Os mitos segundo a Google
Já o diretor-geral da Google Portugal elenca aquilo que considera serem um conjunto de “mitos que vale a pena abordar”. Em primeiro lugar, “a ideia de que a Google rouba conteúdos ou está a fazer dinheiro com conteúdo dos outros”. E esclarece: “a Google não rouba conteúdos a ninguém, apenas cria links que geram tráfego para outros sites”.
Bernardo Correia adianta que a Google gera “oito mil milhões de cliques por mês para sites de notícias na Europa”, que isso “tem valor económico”, mas é “muitas vezes é desvalorizado pelos publishers”. “O valor desse tráfego é enorme para a indústria dos media.”
E acrescenta ainda que a empresa continua a investir em inovação para os publishers em dificuldades, tendo já investido oito milhões de euros em programas de media em Portugal – como o programa de rádio do Observador, por exemplo.
Bernardo Correia esclarece que, ao contrário do que foi dito, “a Google não faz dinheiro com conteúdo noticioso”. “O Google News não tem anúncios”, explica. “A maioria dos conteúdos onde temos anúncios está nas pesquisas da Google.
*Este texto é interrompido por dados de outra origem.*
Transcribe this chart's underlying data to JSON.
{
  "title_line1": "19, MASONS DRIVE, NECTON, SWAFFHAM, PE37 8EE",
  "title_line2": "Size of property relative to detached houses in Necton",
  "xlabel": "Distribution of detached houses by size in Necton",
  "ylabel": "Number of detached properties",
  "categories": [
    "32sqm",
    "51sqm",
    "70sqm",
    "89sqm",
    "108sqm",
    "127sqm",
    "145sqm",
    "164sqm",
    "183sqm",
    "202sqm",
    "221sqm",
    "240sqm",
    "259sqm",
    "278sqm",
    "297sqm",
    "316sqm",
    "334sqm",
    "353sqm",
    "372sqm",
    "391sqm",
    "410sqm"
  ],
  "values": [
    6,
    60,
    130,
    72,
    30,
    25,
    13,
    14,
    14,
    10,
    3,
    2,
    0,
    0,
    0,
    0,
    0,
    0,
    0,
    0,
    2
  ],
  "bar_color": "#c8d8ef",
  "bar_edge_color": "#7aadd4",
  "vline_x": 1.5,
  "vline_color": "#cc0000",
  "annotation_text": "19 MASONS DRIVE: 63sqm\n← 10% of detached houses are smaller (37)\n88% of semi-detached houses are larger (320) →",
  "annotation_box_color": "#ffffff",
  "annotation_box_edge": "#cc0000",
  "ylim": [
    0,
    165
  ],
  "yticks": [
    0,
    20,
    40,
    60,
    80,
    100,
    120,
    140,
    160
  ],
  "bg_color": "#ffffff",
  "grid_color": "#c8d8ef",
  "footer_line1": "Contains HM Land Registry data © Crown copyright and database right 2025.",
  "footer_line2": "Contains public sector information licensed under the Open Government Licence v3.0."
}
Não existe aquele pote de ouro ao final do arco-íris que muitas vezes a indústria de media acha que existe.” Além disso, refere, “não existe qualquer obrigatoriedade de estar na Google, qualquer publisher pode sair a qualquer momento”.
Algo que Francisco Pedro Balsemão refuta: “Discordo do facto dos conteúdos produzidos profissionalmente não serem de enorme valor para o Google, ainda que esse valor não seja diretamente calculado”. Já sobre a não obrigatoriedade de estar na Google, o presidente executivo considera que “nenhum publisher pode deixar de existir no Google, porque este é um gatekeeper”. “Fazer isso era ir à falência”, remata.